Nestas prospecções e extrações em águas internacionais a Petrobrás seria chamada como parceira, mas antes, esperemos pela viabilidade, que até agora, tem-se mostrado um enorme problema, ainda mais com reservas significativas de mais baixo custo espalhadas pelo mundo, e sempre contndo com um horizonte possível de um abandono da extração massiva de combustíveis fósseis devido ao efeito estufa e a redução dos custos de outras alternativas.

Portanto, o nosso, e o também não nosso petróleo pré-sal está seguro sob quilômetros de rochas, e não serão forças armadas que irão tirá-lo de lá, nem utilmente protegê-lo.

Finalizando

Mas chega de falar em equipamento militar e foquemo-nos em economia, e o estado nesta, neste campo. Defendo com unhas e dentes que o governo brasileiro deveria ter dado integral apoio não aos empresários e investidores da Engesa, mas ao conjunto de recursos tecnológicos, materiais e humanos desta empresa (sem falar em diversas outras), em suma, sua capacidade, em todos os sentidos.

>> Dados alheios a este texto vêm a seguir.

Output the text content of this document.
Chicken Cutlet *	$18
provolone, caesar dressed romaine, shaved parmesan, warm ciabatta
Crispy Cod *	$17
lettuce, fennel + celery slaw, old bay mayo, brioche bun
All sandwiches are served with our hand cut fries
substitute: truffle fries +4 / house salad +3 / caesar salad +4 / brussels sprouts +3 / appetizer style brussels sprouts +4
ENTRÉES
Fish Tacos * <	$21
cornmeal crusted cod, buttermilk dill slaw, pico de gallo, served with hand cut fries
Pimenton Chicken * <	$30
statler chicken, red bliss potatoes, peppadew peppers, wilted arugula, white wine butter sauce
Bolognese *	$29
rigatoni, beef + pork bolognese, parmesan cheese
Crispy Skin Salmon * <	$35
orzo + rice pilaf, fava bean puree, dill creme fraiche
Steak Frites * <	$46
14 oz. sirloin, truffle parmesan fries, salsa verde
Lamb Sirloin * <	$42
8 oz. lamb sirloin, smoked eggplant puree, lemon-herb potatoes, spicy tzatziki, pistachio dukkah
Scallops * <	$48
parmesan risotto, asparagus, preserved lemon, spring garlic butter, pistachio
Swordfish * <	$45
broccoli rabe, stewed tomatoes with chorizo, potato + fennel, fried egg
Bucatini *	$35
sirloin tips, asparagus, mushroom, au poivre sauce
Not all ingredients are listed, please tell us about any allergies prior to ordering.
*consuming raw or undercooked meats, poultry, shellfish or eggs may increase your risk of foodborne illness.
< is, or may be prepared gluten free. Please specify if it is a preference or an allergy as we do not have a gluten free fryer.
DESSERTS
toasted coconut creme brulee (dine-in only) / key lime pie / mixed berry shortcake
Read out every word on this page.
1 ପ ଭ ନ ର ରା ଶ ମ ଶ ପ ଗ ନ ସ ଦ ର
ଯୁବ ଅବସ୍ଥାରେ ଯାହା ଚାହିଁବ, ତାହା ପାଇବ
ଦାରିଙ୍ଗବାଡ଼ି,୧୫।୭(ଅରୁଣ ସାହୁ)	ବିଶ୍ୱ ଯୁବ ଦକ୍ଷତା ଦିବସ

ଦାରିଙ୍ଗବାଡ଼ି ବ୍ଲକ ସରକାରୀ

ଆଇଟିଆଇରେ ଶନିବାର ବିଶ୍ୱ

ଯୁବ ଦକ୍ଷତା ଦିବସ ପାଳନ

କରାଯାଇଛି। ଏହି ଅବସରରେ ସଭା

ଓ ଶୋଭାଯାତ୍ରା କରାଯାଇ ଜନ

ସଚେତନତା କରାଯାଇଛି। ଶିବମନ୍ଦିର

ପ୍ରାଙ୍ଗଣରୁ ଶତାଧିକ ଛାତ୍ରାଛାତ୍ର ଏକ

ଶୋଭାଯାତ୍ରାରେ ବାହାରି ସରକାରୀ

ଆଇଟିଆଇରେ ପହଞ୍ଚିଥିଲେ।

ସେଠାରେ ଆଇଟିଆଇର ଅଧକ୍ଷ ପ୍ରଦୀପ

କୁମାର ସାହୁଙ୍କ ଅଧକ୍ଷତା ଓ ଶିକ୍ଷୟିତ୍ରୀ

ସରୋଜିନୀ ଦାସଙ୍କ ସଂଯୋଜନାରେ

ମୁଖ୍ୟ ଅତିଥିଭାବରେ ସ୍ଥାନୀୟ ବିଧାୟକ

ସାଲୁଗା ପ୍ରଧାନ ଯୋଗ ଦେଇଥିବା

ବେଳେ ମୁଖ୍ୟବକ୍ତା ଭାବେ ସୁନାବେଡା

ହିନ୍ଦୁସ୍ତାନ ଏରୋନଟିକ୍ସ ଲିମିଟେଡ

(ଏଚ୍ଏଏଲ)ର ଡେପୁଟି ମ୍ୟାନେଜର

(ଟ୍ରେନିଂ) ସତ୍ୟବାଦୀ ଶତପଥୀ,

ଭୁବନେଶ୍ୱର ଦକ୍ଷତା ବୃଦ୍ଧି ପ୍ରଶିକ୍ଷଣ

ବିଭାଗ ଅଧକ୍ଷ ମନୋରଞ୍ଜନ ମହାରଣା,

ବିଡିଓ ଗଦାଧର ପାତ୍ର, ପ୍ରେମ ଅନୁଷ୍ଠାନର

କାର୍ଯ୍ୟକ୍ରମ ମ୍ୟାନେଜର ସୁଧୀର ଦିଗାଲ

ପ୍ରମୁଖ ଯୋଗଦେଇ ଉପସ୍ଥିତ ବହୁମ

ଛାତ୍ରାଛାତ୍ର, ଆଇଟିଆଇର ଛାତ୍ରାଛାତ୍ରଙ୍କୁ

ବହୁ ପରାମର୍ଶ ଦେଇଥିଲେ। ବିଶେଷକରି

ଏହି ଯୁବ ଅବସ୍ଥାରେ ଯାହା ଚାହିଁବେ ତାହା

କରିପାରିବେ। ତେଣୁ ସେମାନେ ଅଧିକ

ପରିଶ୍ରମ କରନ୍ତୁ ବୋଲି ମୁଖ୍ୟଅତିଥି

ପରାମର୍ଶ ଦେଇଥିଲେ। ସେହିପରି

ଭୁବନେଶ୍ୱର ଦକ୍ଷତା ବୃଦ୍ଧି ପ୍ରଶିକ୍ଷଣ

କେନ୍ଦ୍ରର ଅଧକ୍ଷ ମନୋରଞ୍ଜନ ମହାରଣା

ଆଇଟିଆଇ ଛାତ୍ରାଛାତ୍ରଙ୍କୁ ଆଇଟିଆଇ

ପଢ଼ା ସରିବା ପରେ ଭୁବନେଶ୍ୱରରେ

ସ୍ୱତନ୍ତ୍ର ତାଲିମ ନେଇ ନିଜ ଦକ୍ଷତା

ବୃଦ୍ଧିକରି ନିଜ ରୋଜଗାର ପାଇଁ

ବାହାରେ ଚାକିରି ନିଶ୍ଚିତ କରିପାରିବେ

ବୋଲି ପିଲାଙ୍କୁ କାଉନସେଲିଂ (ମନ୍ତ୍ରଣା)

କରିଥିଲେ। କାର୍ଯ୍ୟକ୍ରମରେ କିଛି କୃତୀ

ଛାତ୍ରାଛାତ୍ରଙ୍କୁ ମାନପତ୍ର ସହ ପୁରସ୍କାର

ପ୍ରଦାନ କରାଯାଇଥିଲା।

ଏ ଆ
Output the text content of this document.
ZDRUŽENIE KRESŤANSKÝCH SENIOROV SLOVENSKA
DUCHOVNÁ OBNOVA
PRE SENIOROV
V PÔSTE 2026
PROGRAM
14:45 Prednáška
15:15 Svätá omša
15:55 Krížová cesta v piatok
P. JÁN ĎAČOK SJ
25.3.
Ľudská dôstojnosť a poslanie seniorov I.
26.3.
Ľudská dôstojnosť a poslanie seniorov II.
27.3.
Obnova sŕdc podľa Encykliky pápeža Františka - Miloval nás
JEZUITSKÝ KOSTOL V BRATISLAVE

Toda atividade de desenvolvimento militar permeia a sociedade com inúmeros avanços: metais, materiais diversos, eletrônica, software de computadores. Seria, portanto, vital a longo prazo a preservação deste conhecimento e formação contínua de profissionais (ou nossos dirigentes acham que bancadas de universidades formam engenheiros plenamente em qualquer campo? Idem para formação técnica média).

Portanto, voltando à minha repulsa pelo estado na economia, corrijamo-nos: depende.

Agora, depois do leite derramado, temos de "comprar leite no exterior", e pouco gerará de sólido e futuro em nosso país tal iniciativa, e o custo disto será o mesmo ou maior, e os resultados em qualidade e eficiência, um tanto discutíveis (sem falar de zero de empregos em produção direta e sistemistas).

Logo, a marcha para o insano continua, e ainda não aprendeu-se que lugar de papel amassado é no lixo, e cá entre nós, discordando de determinadas nuances da economia libertária (com a qual inclusive em boa parte concordo), prefiro torneiros mecânicos e soldadores bem empregados que catadores de papel no aspecto gerar renda para suas famílias e para pagar impostos para o estado que quer (e tem de) se armar.